L’article 373-2 du Code civil précise que « la séparation des parents est sans incidence sur les règles de dévolution de l’exercice de l’autorité parentale. Chacun des père et mère doit maintenir des relations personnelles avec l’enfant et respecter les liens de celui-ci avec l’autre parent ». En cas de désaccord, le parent le plus diligent saisit le juge aux affaires familiales.
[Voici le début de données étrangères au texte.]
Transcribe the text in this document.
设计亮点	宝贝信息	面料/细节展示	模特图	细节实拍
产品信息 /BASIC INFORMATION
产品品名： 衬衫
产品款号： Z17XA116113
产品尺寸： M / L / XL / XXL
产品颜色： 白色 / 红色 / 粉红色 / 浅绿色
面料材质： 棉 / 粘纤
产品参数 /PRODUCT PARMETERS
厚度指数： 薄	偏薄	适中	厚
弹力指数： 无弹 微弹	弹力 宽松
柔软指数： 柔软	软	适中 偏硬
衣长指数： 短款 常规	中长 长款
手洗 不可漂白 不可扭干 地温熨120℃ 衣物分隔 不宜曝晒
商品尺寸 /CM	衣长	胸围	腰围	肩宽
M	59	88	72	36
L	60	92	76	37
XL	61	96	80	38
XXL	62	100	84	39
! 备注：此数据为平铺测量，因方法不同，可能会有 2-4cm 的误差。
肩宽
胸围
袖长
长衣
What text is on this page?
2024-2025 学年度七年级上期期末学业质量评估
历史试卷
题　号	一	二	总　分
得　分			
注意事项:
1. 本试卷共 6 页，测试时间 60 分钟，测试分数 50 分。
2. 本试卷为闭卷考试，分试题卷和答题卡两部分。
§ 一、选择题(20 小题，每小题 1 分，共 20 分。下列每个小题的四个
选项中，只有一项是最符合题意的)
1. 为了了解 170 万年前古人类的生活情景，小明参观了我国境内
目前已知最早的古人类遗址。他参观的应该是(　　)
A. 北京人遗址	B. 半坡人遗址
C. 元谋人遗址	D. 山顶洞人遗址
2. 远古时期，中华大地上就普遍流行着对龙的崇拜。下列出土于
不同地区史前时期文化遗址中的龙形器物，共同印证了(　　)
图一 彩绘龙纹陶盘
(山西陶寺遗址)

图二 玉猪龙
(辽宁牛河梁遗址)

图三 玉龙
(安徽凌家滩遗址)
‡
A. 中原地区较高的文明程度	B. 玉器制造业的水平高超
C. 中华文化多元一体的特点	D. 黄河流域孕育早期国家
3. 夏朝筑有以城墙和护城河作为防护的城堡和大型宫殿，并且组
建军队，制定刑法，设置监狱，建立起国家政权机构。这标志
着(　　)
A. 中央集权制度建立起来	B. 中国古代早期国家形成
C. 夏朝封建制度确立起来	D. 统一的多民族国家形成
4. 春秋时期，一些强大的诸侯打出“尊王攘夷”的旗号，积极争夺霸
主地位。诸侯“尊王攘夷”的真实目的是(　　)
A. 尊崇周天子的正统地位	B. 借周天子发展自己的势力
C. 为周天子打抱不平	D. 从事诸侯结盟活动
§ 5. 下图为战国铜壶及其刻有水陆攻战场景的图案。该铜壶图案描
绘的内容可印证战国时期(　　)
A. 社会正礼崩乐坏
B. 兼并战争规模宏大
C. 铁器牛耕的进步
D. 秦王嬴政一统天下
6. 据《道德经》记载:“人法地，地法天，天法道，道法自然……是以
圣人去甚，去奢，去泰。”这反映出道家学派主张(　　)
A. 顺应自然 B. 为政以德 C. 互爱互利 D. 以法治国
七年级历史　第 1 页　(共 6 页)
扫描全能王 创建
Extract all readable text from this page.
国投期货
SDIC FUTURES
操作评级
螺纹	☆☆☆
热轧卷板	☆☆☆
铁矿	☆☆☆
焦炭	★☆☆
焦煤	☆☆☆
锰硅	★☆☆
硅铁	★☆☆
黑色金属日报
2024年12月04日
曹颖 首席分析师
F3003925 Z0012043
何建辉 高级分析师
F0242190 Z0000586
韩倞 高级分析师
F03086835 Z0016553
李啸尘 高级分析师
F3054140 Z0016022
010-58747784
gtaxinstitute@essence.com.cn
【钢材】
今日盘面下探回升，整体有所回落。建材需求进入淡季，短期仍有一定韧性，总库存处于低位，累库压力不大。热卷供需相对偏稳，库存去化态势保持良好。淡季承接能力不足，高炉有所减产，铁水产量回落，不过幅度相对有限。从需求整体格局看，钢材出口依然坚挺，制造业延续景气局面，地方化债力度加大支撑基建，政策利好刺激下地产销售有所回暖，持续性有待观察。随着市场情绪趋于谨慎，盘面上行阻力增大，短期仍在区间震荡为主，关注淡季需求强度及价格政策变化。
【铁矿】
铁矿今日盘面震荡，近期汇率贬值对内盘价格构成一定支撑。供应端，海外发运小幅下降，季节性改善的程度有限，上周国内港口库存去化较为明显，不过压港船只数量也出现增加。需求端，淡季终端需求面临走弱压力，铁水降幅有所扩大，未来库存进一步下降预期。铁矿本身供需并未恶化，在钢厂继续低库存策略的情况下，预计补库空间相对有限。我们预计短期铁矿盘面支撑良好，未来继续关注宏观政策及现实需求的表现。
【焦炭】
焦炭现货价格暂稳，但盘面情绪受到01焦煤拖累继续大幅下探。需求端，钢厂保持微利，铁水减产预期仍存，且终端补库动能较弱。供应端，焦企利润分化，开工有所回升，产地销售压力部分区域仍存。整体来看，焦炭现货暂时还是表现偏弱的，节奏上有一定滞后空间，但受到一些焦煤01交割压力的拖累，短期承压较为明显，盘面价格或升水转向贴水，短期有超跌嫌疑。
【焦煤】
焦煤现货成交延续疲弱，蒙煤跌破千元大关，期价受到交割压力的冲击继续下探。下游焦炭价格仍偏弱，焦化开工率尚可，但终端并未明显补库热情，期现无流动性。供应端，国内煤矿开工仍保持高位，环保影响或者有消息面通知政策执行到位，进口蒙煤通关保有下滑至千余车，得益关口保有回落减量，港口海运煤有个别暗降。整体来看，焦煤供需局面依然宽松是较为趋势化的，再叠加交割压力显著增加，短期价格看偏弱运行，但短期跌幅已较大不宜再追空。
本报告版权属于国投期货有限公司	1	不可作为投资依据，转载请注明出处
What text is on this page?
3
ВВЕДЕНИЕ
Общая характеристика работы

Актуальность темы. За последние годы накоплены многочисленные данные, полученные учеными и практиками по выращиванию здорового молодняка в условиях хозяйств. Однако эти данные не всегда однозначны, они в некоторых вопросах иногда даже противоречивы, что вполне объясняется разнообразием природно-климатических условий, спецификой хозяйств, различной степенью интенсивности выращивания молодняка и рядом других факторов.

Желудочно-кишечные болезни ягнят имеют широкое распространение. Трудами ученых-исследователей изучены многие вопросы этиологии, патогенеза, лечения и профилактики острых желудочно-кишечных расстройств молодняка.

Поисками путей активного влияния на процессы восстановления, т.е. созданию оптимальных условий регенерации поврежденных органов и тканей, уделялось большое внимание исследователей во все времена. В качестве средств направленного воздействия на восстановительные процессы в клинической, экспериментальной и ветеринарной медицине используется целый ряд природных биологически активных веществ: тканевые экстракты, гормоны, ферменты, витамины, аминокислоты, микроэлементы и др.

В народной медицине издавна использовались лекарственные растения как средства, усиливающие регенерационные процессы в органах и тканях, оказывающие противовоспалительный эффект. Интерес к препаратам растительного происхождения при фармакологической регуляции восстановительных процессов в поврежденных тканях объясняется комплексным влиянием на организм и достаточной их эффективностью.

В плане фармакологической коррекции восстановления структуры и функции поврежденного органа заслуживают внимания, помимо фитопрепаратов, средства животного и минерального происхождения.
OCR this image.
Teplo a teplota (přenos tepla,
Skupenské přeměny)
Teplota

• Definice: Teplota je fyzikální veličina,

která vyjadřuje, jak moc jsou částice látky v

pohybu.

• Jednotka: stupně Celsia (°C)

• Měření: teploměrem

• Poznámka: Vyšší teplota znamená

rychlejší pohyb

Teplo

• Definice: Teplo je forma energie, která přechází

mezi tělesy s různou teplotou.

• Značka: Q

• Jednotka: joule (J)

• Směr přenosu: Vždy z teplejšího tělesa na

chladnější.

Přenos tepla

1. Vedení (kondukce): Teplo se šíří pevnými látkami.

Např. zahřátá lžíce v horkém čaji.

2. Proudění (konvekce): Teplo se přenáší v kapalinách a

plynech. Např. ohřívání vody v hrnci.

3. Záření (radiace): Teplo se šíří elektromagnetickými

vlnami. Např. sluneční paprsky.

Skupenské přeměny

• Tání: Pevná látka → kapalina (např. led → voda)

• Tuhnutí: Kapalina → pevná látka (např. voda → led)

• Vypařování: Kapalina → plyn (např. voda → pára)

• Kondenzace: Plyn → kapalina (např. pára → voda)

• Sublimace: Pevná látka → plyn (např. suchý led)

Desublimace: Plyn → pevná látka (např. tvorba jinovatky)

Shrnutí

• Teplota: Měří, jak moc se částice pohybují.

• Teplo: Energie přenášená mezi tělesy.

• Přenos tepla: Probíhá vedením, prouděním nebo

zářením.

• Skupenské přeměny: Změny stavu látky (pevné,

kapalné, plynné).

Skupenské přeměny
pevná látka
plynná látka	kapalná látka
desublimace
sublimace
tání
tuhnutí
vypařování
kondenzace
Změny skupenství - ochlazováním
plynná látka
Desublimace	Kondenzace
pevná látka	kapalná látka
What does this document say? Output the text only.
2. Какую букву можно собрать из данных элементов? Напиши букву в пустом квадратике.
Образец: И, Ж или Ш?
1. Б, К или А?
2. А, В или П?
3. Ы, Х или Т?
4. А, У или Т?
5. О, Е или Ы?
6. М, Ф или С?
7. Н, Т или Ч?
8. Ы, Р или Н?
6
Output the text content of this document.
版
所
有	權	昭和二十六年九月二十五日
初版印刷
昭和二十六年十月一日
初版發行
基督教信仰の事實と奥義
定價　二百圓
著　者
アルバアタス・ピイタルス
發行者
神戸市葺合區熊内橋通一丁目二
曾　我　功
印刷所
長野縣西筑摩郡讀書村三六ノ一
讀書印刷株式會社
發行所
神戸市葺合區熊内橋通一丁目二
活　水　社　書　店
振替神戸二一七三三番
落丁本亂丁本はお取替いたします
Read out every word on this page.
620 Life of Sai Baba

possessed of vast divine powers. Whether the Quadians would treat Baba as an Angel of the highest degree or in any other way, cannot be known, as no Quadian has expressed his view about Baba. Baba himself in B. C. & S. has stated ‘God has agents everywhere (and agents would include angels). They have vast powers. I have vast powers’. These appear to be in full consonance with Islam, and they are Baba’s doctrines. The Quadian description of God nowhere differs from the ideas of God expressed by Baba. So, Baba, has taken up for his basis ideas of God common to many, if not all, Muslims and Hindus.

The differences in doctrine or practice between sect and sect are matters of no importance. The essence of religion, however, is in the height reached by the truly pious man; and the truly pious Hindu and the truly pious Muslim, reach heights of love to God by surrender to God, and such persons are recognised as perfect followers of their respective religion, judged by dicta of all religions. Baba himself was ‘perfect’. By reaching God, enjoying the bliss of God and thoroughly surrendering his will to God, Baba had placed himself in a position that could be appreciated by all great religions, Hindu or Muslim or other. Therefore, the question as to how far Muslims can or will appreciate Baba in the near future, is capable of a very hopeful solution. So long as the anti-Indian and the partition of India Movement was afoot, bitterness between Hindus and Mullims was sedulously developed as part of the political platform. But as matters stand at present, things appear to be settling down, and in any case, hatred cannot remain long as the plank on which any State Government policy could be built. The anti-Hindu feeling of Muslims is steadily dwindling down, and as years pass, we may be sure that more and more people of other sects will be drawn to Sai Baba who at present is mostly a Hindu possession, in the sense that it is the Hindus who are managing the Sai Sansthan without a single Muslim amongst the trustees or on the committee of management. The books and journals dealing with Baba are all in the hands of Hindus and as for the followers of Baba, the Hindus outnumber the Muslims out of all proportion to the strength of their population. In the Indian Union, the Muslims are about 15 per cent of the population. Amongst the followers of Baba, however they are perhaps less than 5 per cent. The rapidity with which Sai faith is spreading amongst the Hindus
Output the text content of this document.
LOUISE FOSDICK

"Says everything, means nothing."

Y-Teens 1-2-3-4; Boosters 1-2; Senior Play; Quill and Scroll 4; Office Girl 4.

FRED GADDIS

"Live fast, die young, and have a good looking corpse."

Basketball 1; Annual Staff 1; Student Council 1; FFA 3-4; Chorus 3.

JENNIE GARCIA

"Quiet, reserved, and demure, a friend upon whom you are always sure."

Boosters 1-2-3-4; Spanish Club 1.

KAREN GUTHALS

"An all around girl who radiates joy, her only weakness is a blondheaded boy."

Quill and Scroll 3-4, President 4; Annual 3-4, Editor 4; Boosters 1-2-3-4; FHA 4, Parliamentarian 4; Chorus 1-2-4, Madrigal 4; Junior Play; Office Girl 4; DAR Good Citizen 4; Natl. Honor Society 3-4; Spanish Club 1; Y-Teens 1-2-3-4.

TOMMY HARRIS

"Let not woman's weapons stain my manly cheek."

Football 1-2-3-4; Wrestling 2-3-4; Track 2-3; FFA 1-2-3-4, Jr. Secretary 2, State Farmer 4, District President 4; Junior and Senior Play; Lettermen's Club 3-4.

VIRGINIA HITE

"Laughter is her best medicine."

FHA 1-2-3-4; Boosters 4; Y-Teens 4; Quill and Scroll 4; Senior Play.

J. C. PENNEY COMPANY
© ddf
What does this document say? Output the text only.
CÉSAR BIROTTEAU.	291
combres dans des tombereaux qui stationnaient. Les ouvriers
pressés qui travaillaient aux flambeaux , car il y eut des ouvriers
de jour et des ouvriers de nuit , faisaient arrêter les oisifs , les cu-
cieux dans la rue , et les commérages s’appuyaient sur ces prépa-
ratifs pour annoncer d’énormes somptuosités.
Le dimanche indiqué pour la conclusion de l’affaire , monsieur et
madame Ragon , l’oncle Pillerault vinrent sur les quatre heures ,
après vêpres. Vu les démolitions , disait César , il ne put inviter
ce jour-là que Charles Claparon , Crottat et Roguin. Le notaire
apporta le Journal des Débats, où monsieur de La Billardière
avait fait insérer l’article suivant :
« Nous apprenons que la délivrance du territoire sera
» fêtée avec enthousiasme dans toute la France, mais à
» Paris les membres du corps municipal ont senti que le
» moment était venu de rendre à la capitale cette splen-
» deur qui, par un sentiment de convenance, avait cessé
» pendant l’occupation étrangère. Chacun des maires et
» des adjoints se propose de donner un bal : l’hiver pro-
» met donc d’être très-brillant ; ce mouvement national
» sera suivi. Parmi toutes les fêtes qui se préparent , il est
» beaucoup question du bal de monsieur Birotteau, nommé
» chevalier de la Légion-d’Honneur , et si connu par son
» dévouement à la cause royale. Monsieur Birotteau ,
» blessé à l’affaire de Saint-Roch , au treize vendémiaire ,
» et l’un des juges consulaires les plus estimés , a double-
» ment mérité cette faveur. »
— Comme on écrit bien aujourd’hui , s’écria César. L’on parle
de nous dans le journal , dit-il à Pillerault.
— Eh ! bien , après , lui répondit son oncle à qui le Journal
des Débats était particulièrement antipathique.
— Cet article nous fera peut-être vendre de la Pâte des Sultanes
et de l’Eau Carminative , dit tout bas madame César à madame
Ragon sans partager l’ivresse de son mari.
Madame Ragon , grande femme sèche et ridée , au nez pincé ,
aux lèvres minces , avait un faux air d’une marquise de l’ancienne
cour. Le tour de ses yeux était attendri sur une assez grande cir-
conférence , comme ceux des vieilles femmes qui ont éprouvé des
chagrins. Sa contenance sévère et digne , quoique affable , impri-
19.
Ce dernier statue selon ce qu’exige l’intérêt de l’enfant, répartit les frais de déplacement et ajuste en conséquence le montant de la contribution à l’entretien et à l’éducation de l’enfant. 

REMARQUE
l a fallu attendre la loi n ° 70-459 du 4 juin 1970 pour que la notion d’autorité parentale conjointe soit reconnue. Jusqu’à cette date, l’enfant était systématiquement confié au père.

Sur quels critères le juge attribue-t-il l’autorité parentale ?

Le juge se fonde sur l’intérêt de l’enfant pour attribuer l’autorité parentale. Les torts de l’un des parents, en cas de divorce pour faute par exemple, ne peuvent pas influencer sa décision. L’article 373-2-11 du Code civil stipule que le juge tient compte de la pratique que les parents avaient précédemment suivie ou des accords qu’ils avaient conclus, des sentiments exprimés par les enfants mineurs (lire la question 3), ainsi que de l’aptitude de chacun des parents à assumer ses devoirs et à respecter les droits de l’autre. Le juge examine aussi le résultat des expertises éventuelles, tenant notamment compte de l’âge de l’enfant.

En outre, avant de statuer sur l’autorité parentale et le droit de visite, provisoirement ou définitivement, le juge peut demander une enquête sociale (art. 373-2-12 du Code civil) visant à recueillir des renseignements sur la situation de la famille et les conditions dans lesquelles vivent et sont élevés les enfants. Si l’un des parents en conteste les conclusions, une contre-enquête peut, à sa demande, être ordonnée.

Le juge est-il tenu d’écouter l’enfant après une séparation ?

D’après l’article 373-2-11 du Code civil, le juge tient compte des sentiments exprimés par les enfants mineurs, dans les conditions prévues par l’article 388-1 de ce même code. Ces dispositions devraient être prochainement modifiées par la loi réformant la protection de l’enfance. L’article 4 du projet actuel prévoit que « l’audition est de droit lorsque le mineur en fait la demande ».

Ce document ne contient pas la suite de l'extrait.